Problem-Solving & Decision-Making
This is a tough one, because it isn’t that young professionals do not have experience in these two areas, it is just a lack of applicable experience a lot of times, or so it may seem. Obviously, summer work experiences provide a wonderful growing opportunity in these two areas. But what about interviewing for that first work experience when you’ve had little experience? Don’t worry, you have experiences from class projects, part-time jobs, clubs/organizations, etc. You just need to apply them!
This relates no matter the role but is particularly helpful when you have little experience to draw upon. It isn’t about the specific problem or outcome – it is about the process you took to get to your answer. Rather than just sharing a situation and what the result was of your decision, take the interviewer on a quick journey through your process. How did you identify the problem? What did you assess? Did you get input from others? How many solutions did you consider? How was the decision ultimately made? And then, what was the outcome? It is more about your ability to work through a problem and make a decision than the decision itself!
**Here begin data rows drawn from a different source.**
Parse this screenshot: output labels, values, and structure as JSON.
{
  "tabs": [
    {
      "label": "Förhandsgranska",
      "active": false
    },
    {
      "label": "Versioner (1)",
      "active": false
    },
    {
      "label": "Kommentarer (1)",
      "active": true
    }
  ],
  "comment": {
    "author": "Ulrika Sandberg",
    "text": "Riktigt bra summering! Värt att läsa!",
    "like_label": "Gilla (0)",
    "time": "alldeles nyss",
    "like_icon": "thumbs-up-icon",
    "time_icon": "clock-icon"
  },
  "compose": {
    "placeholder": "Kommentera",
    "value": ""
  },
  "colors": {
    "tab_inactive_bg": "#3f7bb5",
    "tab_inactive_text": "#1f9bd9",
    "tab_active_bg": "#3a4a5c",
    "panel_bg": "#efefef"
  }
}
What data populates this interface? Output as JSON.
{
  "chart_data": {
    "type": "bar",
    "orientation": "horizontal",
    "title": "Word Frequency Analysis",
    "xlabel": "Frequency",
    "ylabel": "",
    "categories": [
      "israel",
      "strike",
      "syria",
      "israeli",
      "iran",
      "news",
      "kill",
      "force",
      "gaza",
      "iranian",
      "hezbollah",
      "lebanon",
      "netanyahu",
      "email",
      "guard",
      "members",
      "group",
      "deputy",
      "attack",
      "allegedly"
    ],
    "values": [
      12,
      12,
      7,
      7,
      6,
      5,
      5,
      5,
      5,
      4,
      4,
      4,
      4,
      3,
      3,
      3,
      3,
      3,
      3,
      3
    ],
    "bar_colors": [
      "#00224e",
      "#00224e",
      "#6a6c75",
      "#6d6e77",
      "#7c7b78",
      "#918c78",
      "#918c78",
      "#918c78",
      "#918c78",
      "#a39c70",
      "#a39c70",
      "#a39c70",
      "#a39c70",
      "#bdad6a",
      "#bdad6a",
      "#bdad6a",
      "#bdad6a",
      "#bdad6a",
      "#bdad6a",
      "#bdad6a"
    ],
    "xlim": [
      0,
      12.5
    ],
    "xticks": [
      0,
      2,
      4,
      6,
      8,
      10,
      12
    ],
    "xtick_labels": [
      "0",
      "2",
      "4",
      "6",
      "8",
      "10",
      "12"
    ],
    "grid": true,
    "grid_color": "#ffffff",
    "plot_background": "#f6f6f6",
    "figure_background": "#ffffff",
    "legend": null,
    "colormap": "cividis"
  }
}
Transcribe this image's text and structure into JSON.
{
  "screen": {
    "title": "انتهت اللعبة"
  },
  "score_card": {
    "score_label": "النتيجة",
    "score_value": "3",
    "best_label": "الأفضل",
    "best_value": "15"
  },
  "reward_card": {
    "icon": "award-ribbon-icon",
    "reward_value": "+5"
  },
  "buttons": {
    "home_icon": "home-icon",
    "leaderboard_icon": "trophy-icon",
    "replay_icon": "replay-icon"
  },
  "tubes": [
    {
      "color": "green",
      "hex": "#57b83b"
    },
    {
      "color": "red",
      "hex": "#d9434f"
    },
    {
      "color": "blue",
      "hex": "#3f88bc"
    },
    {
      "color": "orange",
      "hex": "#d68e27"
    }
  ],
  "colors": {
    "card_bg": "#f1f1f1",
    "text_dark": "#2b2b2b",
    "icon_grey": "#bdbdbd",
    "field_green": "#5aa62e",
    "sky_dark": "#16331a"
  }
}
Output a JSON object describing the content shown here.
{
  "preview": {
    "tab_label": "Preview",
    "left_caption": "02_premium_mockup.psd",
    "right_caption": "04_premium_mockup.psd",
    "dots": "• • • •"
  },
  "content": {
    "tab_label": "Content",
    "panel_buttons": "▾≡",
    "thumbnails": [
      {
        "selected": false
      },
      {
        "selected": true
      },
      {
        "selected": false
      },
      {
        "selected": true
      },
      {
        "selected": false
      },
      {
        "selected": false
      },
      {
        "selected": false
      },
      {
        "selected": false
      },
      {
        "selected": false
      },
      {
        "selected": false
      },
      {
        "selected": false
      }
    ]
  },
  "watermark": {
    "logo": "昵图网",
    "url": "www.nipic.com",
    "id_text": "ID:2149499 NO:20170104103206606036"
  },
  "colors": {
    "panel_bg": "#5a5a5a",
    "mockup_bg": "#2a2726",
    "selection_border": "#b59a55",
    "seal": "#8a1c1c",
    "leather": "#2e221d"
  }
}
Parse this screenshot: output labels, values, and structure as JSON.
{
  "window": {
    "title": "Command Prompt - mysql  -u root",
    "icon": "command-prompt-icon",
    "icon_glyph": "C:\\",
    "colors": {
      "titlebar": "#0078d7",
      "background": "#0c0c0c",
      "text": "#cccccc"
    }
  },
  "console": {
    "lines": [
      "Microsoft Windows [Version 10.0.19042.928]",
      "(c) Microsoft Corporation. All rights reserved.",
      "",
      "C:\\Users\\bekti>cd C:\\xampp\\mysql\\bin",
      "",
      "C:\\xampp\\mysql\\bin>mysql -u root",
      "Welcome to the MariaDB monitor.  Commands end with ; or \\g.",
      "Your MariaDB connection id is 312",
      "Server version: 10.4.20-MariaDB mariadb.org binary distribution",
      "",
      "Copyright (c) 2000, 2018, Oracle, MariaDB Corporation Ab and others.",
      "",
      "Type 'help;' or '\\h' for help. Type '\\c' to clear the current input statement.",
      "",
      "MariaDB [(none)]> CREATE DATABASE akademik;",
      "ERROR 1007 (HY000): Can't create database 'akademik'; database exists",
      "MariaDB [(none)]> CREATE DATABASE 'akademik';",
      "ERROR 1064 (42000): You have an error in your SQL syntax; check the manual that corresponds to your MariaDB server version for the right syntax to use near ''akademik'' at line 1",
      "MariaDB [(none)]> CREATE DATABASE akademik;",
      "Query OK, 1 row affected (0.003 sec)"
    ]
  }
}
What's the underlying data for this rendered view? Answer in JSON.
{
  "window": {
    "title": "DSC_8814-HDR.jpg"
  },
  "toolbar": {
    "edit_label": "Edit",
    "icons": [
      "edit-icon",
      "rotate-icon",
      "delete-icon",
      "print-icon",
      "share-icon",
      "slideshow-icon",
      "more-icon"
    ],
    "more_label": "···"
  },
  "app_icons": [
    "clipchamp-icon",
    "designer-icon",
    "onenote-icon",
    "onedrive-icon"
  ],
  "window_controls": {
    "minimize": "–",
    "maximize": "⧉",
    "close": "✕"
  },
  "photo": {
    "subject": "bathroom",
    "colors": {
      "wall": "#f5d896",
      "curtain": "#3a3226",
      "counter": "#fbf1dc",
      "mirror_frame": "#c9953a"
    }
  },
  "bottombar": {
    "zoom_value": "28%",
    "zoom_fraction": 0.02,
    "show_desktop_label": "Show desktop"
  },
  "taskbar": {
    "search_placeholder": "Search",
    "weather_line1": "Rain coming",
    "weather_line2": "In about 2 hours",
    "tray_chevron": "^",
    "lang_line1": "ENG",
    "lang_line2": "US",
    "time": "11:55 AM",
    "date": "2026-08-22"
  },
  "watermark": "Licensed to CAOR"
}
We are going to take a break from the list of skills from the survey and highlight one that has been coming up more and more in employer conversations these days. No, “adulting” is not an official term. The reference is to young professionals’ inability to keep the personal stuff from getting tangled and mixed with the professional stuff. This is a slippery slope as the line between work life and personal life has gotten fuzzy, with the introduction of technology and even employer expectations. On the flip side it also has led to employers offering more flexibility in the workplace, which is awesome, but also leads to some gray areas. Here is some simple advice to address common gripes from employers.
• Expect to be at the office from 8 to 5 daily unless directly instructed that hours are different. Yes, this means you stay even when projects are completed. Ask for something more to do.
• Don’t use your personal phone during the day to text or talk for non-work purposes. This also applies to personal social media usage. Use your lunch time to take care of these needs. Many employers are more lenient on this, so if you are questioning, ask your supervisor.
• It is good to build relationships with co-workers, but until that relationship is established, keep the conversations on the positive side. Your co-workers don’t need to know all the serious stuff going on in your life!
• If you have a problem with something/someone, deal with it. Try to work it out with that person. If that is unsuccessful, talk with your supervisor/mentor. Don’t waste time spreading negative vibes and gossiping with others.
• Be financially responsible. Your finances can impact you at work. You may need to carry a personal credit card for travel expenses that you get reimbursed for. Being able to hold that line of credit is crucial. Don’t expect your employer to make decisions based on your financial needs. Raises, bonuses and such are typically based on company performance, not need.
• Understand that it takes time to climb the ladder. Building your experience and proving your value happens with time. Express your interest in advancement, but couple that with asking about ways to grow your knowledge base to better position you for advancement. Do those things and be patient. Leadership and authority are earned, not given.
Again, let’s quit focusing on what we supposedly don’t have and more on what we do. Knowing what employers expect or are seeking is half the battle. You have these skills or at least the framework. Grow, learn, look for opportunities! You have what it takes!